Please note that PCA is sensitive to the relative scaling of the original attributes. This means that whenever different attributes have different units (like temperature and mass); PCA is a somewhat arbitrary method of analysis. Different results would be obtained if one used Fahrenheit rather than Celsius for example.

Input

  • example set (Data table)

    This input port expects an ExampleSet. It is output of the Retrieve operator in the attached Example Process. The output of other operators can also be used as input. It is essential that meta data should be attached with the data for the input because attributes are specified in their meta data. The Retrieve operator provides meta data along with the data. Please note that this operator cannot handle nominal attributes; it works on numerical attributes.

Output

  • example set (Data table)

    The Principal Component Analysis is performed on the input ExampleSet and the resultant ExampleSet is delivered through this port.

  • original (Data table)

    The ExampleSet that was given as input is passed without changing to the output through this port. This is usually used to reuse the same ExampleSet in further operators or to view the ExampleSet in the Results Workspace.

  • preprocessing model (Preprocessing Model)

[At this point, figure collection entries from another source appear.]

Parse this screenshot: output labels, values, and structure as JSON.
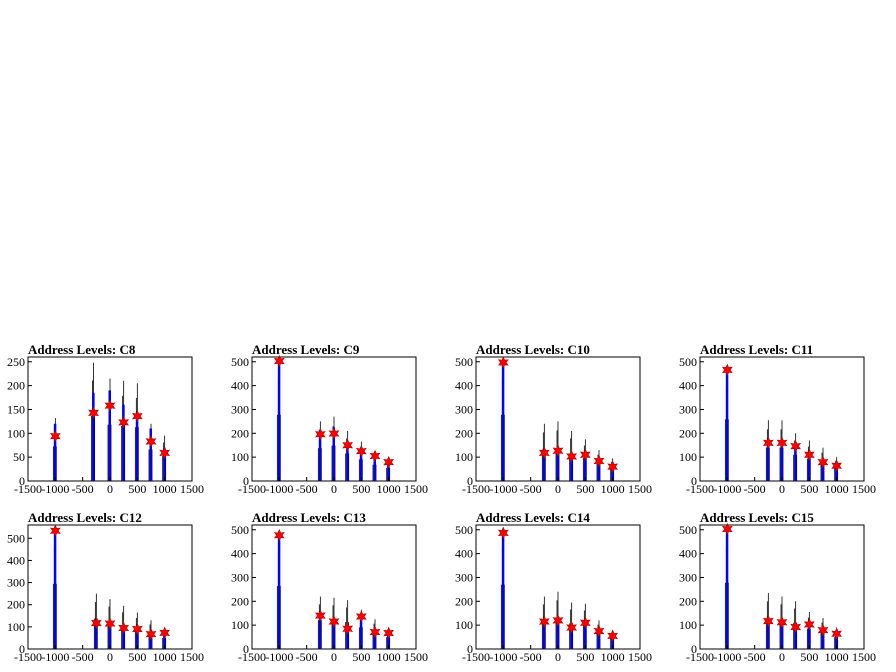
{
  "chart_data": [
    {
      "type": "bar",
      "title": "Address Levels: C8",
      "xlim": [
        -1500,
        1500
      ],
      "ylim": [
        0,
        260
      ],
      "yticks": [
        0,
        50,
        100,
        150,
        200,
        250
      ],
      "x": [
        -1000,
        -300,
        0,
        250,
        500,
        750,
        1000
      ],
      "hist_max": [
        132,
        248,
        215,
        210,
        205,
        120,
        95
      ],
      "hist_fill": [
        120,
        185,
        190,
        160,
        140,
        110,
        70
      ],
      "peaks": [
        94,
        143,
        158,
        123,
        136,
        83,
        59
      ],
      "show_ylabel_zero": true
    },
    {
      "type": "bar",
      "title": "Address Levels: C9",
      "xlim": [
        -1500,
        1500
      ],
      "ylim": [
        0,
        520
      ],
      "yticks": [
        0,
        100,
        200,
        300,
        400,
        500
      ],
      "x": [
        -1000,
        -250,
        0,
        250,
        500,
        750,
        1000
      ],
      "hist_max": [
        505,
        250,
        270,
        210,
        165,
        125,
        100
      ],
      "hist_fill": [
        500,
        215,
        225,
        160,
        135,
        110,
        85
      ],
      "peaks": [
        503,
        196,
        199,
        150,
        125,
        105,
        79
      ]
    },
    {
      "type": "bar",
      "title": "Address Levels: C10",
      "xlim": [
        -1500,
        1500
      ],
      "ylim": [
        0,
        520
      ],
      "yticks": [
        0,
        100,
        200,
        300,
        400,
        500
      ],
      "x": [
        -1000,
        -250,
        0,
        250,
        500,
        750,
        1000
      ],
      "hist_max": [
        505,
        240,
        250,
        210,
        175,
        130,
        95
      ],
      "hist_fill": [
        495,
        120,
        140,
        110,
        115,
        95,
        70
      ],
      "peaks": [
        497,
        118,
        127,
        103,
        110,
        84,
        60
      ]
    },
    {
      "type": "bar",
      "title": "Address Levels: C11",
      "xlim": [
        -1500,
        1500
      ],
      "ylim": [
        0,
        520
      ],
      "yticks": [
        0,
        100,
        200,
        300,
        400,
        500
      ],
      "x": [
        -1000,
        -250,
        0,
        250,
        500,
        750,
        1000
      ],
      "hist_max": [
        470,
        255,
        255,
        200,
        170,
        140,
        100
      ],
      "hist_fill": [
        460,
        170,
        165,
        150,
        115,
        85,
        70
      ],
      "peaks": [
        466,
        160,
        160,
        146,
        110,
        79,
        64
      ]
    },
    {
      "type": "bar",
      "title": "Address Levels: C12",
      "xlim": [
        -1500,
        1500
      ],
      "ylim": [
        0,
        560
      ],
      "yticks": [
        0,
        100,
        200,
        300,
        400,
        500
      ],
      "x": [
        -1000,
        -250,
        0,
        250,
        500,
        750,
        1000
      ],
      "hist_max": [
        535,
        250,
        225,
        195,
        165,
        130,
        90
      ],
      "hist_fill": [
        530,
        120,
        115,
        100,
        95,
        75,
        70
      ],
      "peaks": [
        534,
        117,
        115,
        95,
        90,
        67,
        73
      ]
    },
    {
      "type": "bar",
      "title": "Address Levels: C13",
      "xlim": [
        -1500,
        1500
      ],
      "ylim": [
        0,
        520
      ],
      "yticks": [
        0,
        100,
        200,
        300,
        400,
        500
      ],
      "x": [
        -1000,
        -250,
        0,
        250,
        500,
        750,
        1000
      ],
      "hist_max": [
        480,
        220,
        215,
        205,
        165,
        125,
        90
      ],
      "hist_fill": [
        475,
        145,
        120,
        90,
        140,
        75,
        70
      ],
      "peaks": [
        477,
        140,
        115,
        85,
        136,
        71,
        67
      ]
    },
    {
      "type": "bar",
      "title": "Address Levels: C14",
      "xlim": [
        -1500,
        1500
      ],
      "ylim": [
        0,
        520
      ],
      "yticks": [
        0,
        100,
        200,
        300,
        400,
        500
      ],
      "x": [
        -1000,
        -250,
        0,
        250,
        500,
        750,
        1000
      ],
      "hist_max": [
        490,
        220,
        240,
        195,
        190,
        120,
        80
      ],
      "hist_fill": [
        480,
        120,
        125,
        95,
        115,
        80,
        60
      ],
      "peaks": [
        487,
        115,
        120,
        90,
        110,
        75,
        55
      ]
    },
    {
      "type": "bar",
      "title": "Address Levels: C15",
      "xlim": [
        -1500,
        1500
      ],
      "ylim": [
        0,
        520
      ],
      "yticks": [
        0,
        100,
        200,
        300,
        400,
        500
      ],
      "x": [
        -1000,
        -250,
        0,
        250,
        500,
        750,
        1000
      ],
      "hist_max": [
        505,
        235,
        220,
        200,
        155,
        130,
        90
      ],
      "hist_fill": [
        500,
        120,
        115,
        95,
        105,
        80,
        70
      ],
      "peaks": [
        503,
        117,
        112,
        92,
        103,
        79,
        64
      ]
    }
  ],
  "xticks": [
    -1500,
    -1000,
    -500,
    0,
    500,
    1000,
    1500
  ],
  "colors": {
    "axis": "#000000",
    "hist_line": "#000000",
    "fill": "#0000ff",
    "marker": "#ff0000"
  }
}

    This port delivers the preprocessing model, which has information regarding the parameters of this operator in the current process.

Parameters

  • dimensionality_reductionThis parameter indicates which type of dimensionality reduction (reduction in number of attributes) should be applied.
    • none: if this option is selected, no component is removed from the ExampleSet.
    • keep_variance: if this option is selected, all the components with a cumulative variance greater than the given threshold are removed from the ExampleSet. The threshold is specified by the variance threshold parameter.
    • fixed_number: if this option is selected, only a fixed number of components are kept. The number of components to keep is specified by the number of components parameter.
    Range: selection
  • variance_thresholdThis parameter is available only when the dimensionality reduction parameter is set to 'keep variance'. All the components with a cumulative variance greater than the variance threshold are removed from the ExampleSet. Range: real
  • number_of_componentsThis parameter is only available when the dimensionality reduction parameter is set to 'fixed number'. The number of components to keep is specified by the number of components parameter. Range: integer

Tutorial Processes

Dimensionality reduction of the Polynomial data set using the Principal Component Analysis operator

The 'Polynomial' data set is loaded using the Retrieve operator. The Covariance Matrix operator is applied on it. A breakpoint is inserted here so that you can have a look at the ExampleSet and its covariance matrix. For this purpose the Covariance Matrix operator is applied otherwise it is not required here. The Principal Component Analysis operator is applied on the 'Polynomial' data set. The dimensionality reduction parameter is set to 'fixed number' and the number of components parameter is set to 4. Thus the resultant ExampleSet will be composed of 4 principal components. As mentioned in the description, the principal components are uncorrelated with each other thus their covariance should be zero. The Covariance Matrix operator is applied on the output of the Principal Component Analysis operator. You can see the covariance matrix of the resultant ExampleSet in the Results Workspace. As you can see that the covariance of the components is zero.